You have to know this stuff! This is part of your job!

(Of course I probably said something incorrect in there, and now everyone is going to yell at me to know MY job! Bwahaha)


----------



## JasonCo

telsa said:


> Homework should be run by your foreman// lead man first. :devil3:


This is not a homework question, this is a situation that I ran across in the field and just out of curiosity I'd like to know how to solve it. Why assume this is homework!!! :vs_mad: 

Edit: By the way, I'm the only person in my entire school that has to pay for his schooling. Every other person in my school has their schooling payed for by their company. I am legit 100% the only kid, so if I do have a homework question, it's because I also want to understand it and not just know the answer. I'm in school because I want to learn, I could care less about just posting a question online to get the answer to a question. Schooling doesn't get me a J Card, 8000 hours gets me a J Card. I would of dropped out of school 3 years ago like 70% of the kids already if I was just in school because of my company put me in it. I got in on my own will, had nothing to do with my company. Just wanted to get this off my chest

1:30pm and finally woke up, feeling a bit grumpy so I'm sorry lol. Giving this thread a good read now! Thanks a ton for the responses


----------



## frenchelectrican

JasonCo said:


> This is not a homework question, this is a situation that I ran across in the field and just out of curiosity I'd like to know how to solve it... Why assume this is homework :vs_mad:


If you are in the trade long enough., you should able know this by now.

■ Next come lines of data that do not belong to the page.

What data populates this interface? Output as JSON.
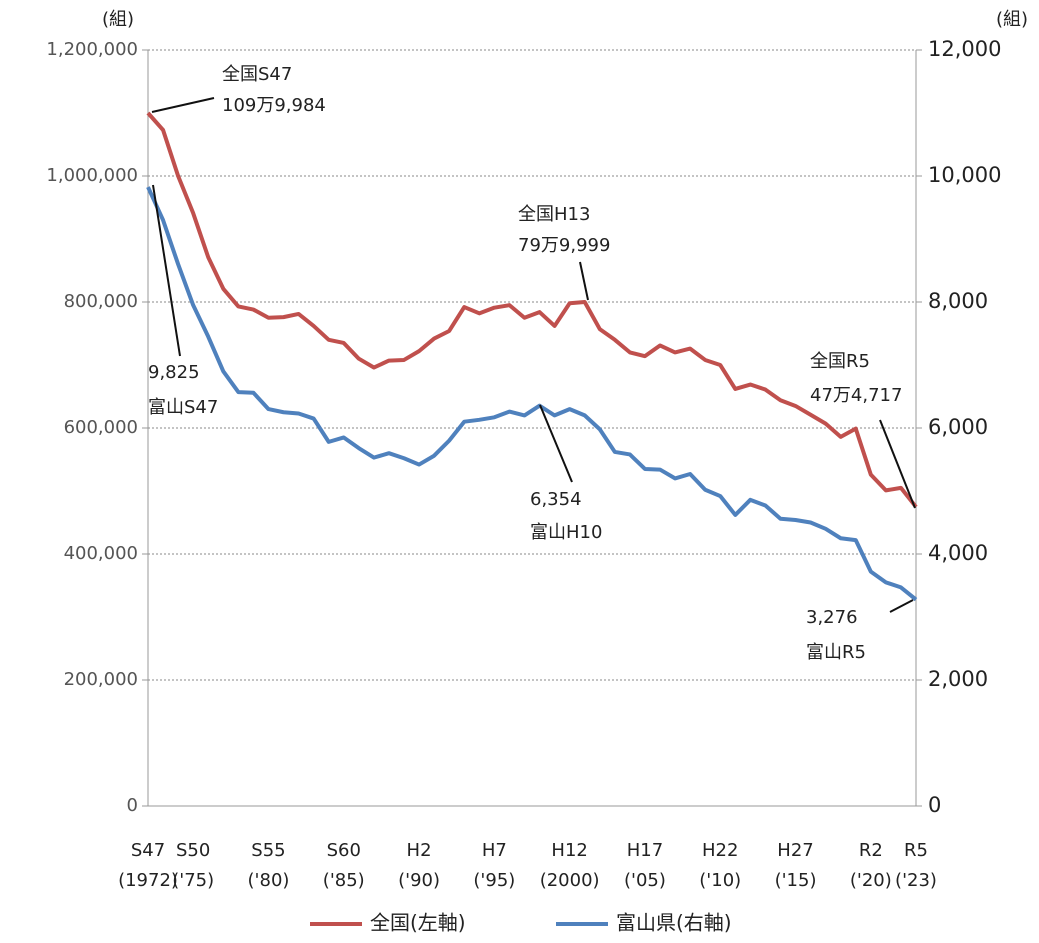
{
  "chart_data": {
    "type": "line",
    "y_unit": "(組)",
    "y2_unit": "(組)",
    "categories": [
      "S47\n(1972)",
      null,
      null,
      "S50\n('75)",
      null,
      null,
      null,
      null,
      "S55\n('80)",
      null,
      null,
      null,
      null,
      "S60\n('85)",
      null,
      null,
      null,
      null,
      "H2\n('90)",
      null,
      null,
      null,
      null,
      "H7\n('95)",
      null,
      null,
      null,
      null,
      "H12\n(2000)",
      null,
      null,
      null,
      null,
      "H17\n('05)",
      null,
      null,
      null,
      null,
      "H22\n('10)",
      null,
      null,
      null,
      null,
      "H27\n('15)",
      null,
      null,
      null,
      null,
      "R2\n('20)",
      null,
      null,
      "R5\n('23)"
    ],
    "series": [
      {
        "name": "全国(左軸)",
        "color": "#c0504d",
        "axis": "y",
        "values": [
          1099984,
          1073000,
          1000000,
          941000,
          871000,
          821000,
          793000,
          788000,
          775000,
          776000,
          781000,
          762000,
          740000,
          735000,
          710000,
          696000,
          707000,
          708000,
          722000,
          742000,
          754000,
          792000,
          782000,
          791000,
          795000,
          775000,
          784000,
          762000,
          798000,
          799999,
          757000,
          740000,
          720000,
          714000,
          731000,
          720000,
          726000,
          708000,
          700000,
          662000,
          669000,
          661000,
          644000,
          635000,
          621000,
          607000,
          586000,
          599000,
          526000,
          501000,
          505000,
          474717
        ]
      },
      {
        "name": "富山県(右軸)",
        "color": "#4f81bd",
        "axis": "y2",
        "values": [
          9825,
          9300,
          8600,
          7950,
          7450,
          6900,
          6570,
          6560,
          6300,
          6250,
          6230,
          6150,
          5780,
          5850,
          5680,
          5530,
          5600,
          5520,
          5420,
          5560,
          5800,
          6100,
          6130,
          6170,
          6260,
          6200,
          6354,
          6200,
          6300,
          6200,
          5980,
          5620,
          5580,
          5350,
          5340,
          5200,
          5270,
          5020,
          4920,
          4620,
          4860,
          4770,
          4560,
          4540,
          4500,
          4400,
          4250,
          4220,
          3720,
          3550,
          3470,
          3276
        ]
      }
    ],
    "ylim": [
      0,
      1200000
    ],
    "yticks": [
      0,
      {
        "value": 200000,
        "label": "200,000"
      },
      {
        "value": 400000,
        "label": "400,000"
      },
      {
        "value": 600000,
        "label": "600,000"
      },
      {
        "value": 800000,
        "label": "800,000"
      },
      {
        "value": 1000000,
        "label": "1,000,000"
      },
      {
        "value": 1200000,
        "label": "1,200,000"
      }
    ],
    "y2lim": [
      0,
      12000
    ],
    "y2ticks": [
      0,
      {
        "value": 2000,
        "label": "2,000"
      },
      {
        "value": 4000,
        "label": "4,000"
      },
      {
        "value": 6000,
        "label": "6,000"
      },
      {
        "value": 8000,
        "label": "8,000"
      },
      {
        "value": 10000,
        "label": "10,000"
      },
      {
        "value": 12000,
        "label": "12,000"
      }
    ],
    "grid": true,
    "legend": "bottom",
    "annotations": [
      {
        "lines": [
          "全国S47",
          "109万9,984"
        ]
      },
      {
        "lines": [
          "全国H13",
          "79万9,999"
        ]
      },
      {
        "lines": [
          "全国R5",
          "47万4,717"
        ]
      },
      {
        "lines": [
          "9,825",
          "富山S47"
        ]
      },
      {
        "lines": [
          "6,354",
          "富山H10"
        ]
      },
      {
        "lines": [
          "3,276",
          "富山R5"
        ]
      }
    ]
  }
}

That was one of few thing I learn it when I start working long time ago so I teach my guys to make sure they are aware of derating and conductor fill. 

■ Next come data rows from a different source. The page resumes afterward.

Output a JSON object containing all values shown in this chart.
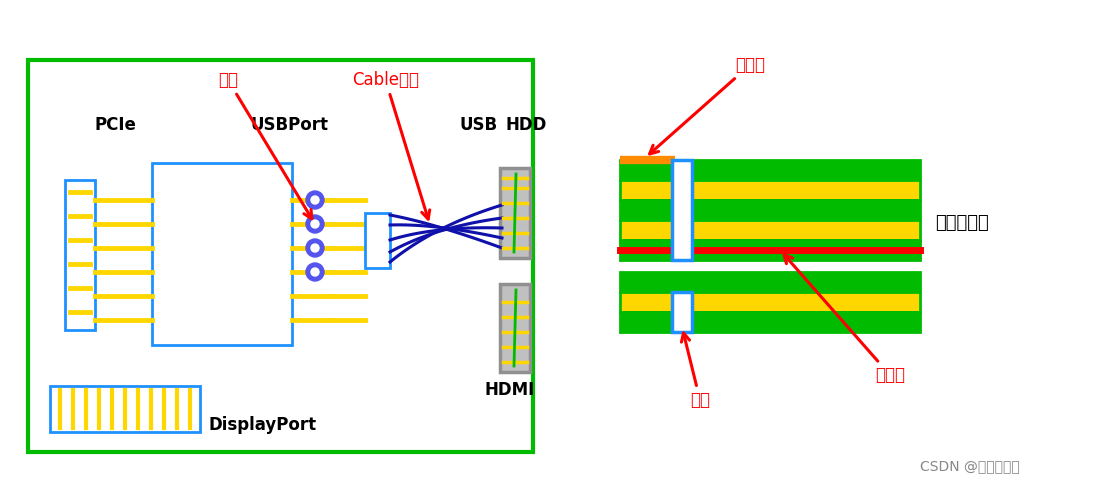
{
  "background": "#ffffff",
  "title_text": "CSDN @涛哥依旧在",
  "pcie_label": "PCIe",
  "usbport_label": "USBPort",
  "usb_label": "USB",
  "hdd_label": "HDD",
  "hdmi_label": "HDMI",
  "dp_label": "DisplayPort",
  "layer_label": "叠层侧视图",
  "annotation_via1": "过孔",
  "annotation_cable": "Cable线缆",
  "annotation_via2": "过孔",
  "annotation_microstrip": "微带线",
  "annotation_stripline": "带状线",
  "blue": "#1E90FF",
  "yellow": "#FFD700",
  "green": "#00bb00",
  "gray": "#909090",
  "orange": "#FF8C00",
  "red": "#FF0000",
  "darkblue": "#1010AA",
  "purple_via": "#5555EE",
  "silver": "#C0C0C0"
}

I know it complety two diffrent things but you have to understand both to get it working smooth. 

I Do the review on derating and conductor fill from time to time to keep it fresh. especially if you doing alot of conduit runs.

Belive or not the derating do affect the NM cables as well.


----------



## Bird dog

JasonCo said:


> This is not a homework question, this is a situation that I ran across in the field and just out of curiosity I'd like to know how to solve it... Why assume this is homework :vs_mad:


Because it sounds like homework question. What was the situation? Did you have to add a ckt? The answer is 1) Can you physically pull the new wires into the pipe--pipe fill, 2) At what point does your derate on the #12s drop below 20amps (for the OCPD) that you have to repull everything using #10s? Then check pipe fill again because all those #10s may not fit. :vs_laugh:


----------



## macmikeman

Not necessarily in order of importance:

Pipe fill from the appendix in the NEC at the back Ch 9

Ambient temperature

Insulation type

Are the conductors running across a rooftop?

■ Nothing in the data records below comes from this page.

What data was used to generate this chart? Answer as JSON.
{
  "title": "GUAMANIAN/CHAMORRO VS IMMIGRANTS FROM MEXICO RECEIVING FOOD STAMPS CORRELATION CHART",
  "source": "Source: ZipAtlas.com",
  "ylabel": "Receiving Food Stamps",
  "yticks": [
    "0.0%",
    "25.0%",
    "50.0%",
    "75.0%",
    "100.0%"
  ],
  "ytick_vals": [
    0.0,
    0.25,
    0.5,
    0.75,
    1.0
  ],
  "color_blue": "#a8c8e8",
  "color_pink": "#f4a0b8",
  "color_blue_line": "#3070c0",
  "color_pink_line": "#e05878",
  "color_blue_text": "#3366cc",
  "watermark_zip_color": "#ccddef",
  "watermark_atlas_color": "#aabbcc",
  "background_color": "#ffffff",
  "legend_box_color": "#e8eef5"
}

Derate according to number of wires in that conduit.

If this is all serving ac motors with those hermetically sealed compressors with the overload bimetal interrupter's built in to them? (may affect de-rating a bit depending on wire type and size. )

Lastly and not really required by code but rather by common sense- voltage drop. (You want the stuff to work correctly right? And get paid right?)


----------



## Eddie702

The # of conductors you can put in a pipe = the maximum # of that size wire that you can pull in and not be over 40% fill.

Then, if you have more than 3 cc conductors you have to derate the wire ampacity based on how many cc conductors you actually have. You also may have to derate for ambient temperature as well.

If because of derating you have to increase your wire size then you have to go back to the beginning and recalculate with the larger wire.

This is based on using the same size pipe


----------